Seafood Lasagna Yield: 6 to 8 Servings
1 large onion, chopped 4 garlic cloves, Pressed (My addition) 2 tablespoon butter 8 ounces cream cheese, softened 1 1/2 cups ricotta cheese 1 egg, beaten 2 teaspoons dried basil 1/2 teaspoon salt 1/8 teaspoon pepper 2 (10-ounce) cans cream of mushroom soup 1/3 cup milk 1/3 cup dry white wine 8 ounces frozen crabmeat 8 ounces shrimp, peeled, deveined 8 ounces scallops 1/4 cup grated or shredded Parmesan cheese 8 lasagna noodles, cooked, drained 1/2 cup shredded mozzarella cheese
Sauté the onion in the butter in a skillet until tender at the last minute add the garlic and saute for 2 minutes. Do not let the garlic brown, place in a bowl. Add the cream cheese, ricotta cheese, egg, basil, salt and pepper and mix well.

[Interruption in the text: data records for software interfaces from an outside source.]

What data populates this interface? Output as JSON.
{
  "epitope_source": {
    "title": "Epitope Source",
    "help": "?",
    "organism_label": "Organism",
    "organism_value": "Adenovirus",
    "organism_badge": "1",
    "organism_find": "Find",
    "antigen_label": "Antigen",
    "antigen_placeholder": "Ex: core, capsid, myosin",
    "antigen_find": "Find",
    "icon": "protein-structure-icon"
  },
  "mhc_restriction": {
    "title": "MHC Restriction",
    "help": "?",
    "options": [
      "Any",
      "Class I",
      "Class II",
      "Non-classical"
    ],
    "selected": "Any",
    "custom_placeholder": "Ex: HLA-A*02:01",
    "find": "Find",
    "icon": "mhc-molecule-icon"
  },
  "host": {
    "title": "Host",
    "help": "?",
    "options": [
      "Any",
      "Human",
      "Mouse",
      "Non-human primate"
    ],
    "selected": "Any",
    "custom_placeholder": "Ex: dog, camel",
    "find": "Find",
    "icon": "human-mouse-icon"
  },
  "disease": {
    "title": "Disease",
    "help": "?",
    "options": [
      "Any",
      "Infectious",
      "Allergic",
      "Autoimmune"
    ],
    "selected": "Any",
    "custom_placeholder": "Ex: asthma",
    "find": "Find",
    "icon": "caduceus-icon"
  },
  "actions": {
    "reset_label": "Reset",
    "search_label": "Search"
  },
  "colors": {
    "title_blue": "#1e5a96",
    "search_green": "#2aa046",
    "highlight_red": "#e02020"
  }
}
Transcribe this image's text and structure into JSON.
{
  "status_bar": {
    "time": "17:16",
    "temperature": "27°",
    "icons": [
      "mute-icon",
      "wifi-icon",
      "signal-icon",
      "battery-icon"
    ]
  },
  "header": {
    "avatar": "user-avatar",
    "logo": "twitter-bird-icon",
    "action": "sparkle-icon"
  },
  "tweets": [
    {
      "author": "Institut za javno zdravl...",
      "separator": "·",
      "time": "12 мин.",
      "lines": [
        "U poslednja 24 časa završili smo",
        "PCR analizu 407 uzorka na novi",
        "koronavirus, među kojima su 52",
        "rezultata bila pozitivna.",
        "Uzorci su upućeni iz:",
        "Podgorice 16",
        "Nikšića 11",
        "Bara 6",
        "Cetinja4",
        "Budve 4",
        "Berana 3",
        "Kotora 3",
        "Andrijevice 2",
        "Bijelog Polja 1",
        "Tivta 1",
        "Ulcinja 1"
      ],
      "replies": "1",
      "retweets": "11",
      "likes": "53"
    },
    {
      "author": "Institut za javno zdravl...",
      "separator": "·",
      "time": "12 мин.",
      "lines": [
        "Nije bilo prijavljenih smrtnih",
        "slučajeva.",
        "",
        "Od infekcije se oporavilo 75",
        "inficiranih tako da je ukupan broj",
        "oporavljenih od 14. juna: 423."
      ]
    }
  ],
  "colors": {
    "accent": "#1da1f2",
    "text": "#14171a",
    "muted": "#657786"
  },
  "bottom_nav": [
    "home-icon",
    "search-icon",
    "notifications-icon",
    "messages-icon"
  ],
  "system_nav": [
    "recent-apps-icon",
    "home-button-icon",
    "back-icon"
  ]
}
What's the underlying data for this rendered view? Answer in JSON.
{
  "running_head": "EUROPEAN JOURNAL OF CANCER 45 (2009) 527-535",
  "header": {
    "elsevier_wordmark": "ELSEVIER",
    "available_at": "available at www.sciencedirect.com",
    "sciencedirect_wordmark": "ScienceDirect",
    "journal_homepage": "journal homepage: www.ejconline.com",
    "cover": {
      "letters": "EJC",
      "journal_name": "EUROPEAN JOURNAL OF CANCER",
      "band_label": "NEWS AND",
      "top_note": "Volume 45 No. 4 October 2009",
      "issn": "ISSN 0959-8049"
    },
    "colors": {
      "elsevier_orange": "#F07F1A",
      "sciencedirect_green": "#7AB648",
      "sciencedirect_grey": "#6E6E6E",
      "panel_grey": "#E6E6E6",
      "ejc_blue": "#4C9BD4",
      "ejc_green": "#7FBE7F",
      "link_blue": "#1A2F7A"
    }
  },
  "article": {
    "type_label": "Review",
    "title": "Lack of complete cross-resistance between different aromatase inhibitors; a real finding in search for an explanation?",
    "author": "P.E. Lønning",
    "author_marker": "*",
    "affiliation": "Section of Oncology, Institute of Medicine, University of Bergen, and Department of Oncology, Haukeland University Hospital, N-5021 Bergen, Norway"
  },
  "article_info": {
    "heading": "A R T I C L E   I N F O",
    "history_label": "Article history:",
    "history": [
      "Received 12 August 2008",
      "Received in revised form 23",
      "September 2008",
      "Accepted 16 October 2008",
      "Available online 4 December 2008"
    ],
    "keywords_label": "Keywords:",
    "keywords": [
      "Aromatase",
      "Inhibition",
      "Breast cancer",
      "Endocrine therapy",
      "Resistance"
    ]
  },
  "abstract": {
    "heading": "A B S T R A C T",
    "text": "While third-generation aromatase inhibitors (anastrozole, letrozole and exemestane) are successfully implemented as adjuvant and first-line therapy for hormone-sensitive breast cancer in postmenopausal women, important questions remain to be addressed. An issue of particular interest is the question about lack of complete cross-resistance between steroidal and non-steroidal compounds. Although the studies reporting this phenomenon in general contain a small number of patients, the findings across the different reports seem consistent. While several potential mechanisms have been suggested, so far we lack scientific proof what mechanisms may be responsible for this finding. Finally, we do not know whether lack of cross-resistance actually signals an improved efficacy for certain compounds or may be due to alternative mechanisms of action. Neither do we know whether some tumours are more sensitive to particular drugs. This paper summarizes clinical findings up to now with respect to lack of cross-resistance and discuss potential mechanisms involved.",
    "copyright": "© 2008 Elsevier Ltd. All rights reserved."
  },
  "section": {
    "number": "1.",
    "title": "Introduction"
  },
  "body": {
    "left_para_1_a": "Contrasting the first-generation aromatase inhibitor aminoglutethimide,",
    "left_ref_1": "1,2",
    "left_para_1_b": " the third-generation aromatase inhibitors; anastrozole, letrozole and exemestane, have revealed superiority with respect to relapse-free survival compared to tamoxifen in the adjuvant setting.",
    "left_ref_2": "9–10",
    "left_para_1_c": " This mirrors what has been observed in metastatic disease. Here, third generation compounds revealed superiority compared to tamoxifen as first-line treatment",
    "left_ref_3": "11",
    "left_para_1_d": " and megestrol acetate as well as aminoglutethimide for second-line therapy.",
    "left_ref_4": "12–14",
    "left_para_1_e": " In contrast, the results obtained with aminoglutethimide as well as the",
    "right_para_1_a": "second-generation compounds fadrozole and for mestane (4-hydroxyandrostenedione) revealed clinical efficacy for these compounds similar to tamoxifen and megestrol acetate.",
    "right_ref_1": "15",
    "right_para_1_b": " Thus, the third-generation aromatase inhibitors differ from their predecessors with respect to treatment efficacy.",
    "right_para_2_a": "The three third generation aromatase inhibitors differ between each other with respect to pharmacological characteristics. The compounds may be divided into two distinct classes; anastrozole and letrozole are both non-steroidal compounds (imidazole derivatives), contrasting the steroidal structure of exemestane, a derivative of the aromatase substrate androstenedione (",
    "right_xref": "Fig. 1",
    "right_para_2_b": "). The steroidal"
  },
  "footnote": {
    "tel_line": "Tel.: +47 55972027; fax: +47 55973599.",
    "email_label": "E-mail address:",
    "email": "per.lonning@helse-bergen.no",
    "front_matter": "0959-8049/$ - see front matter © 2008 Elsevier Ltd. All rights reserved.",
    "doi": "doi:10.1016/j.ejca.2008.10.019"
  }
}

Combine the soup, milk and wine in a bowl and mix well. Stir in the crabmeat, shrimp, scallops and Parmesan cheese. Layer the noodles, cream cheese mixture and seafood mixture 1/2 at a time in a 9x13-inch baking dish. Sprinkle with mozzarella cheese. Bake at 325 degrees for 1 1/4 hours. Let stand for 10 to 15 minutes before serving. Note: Can assemble the day before serving and store, covered, in the refrigerator. Bake just before serving.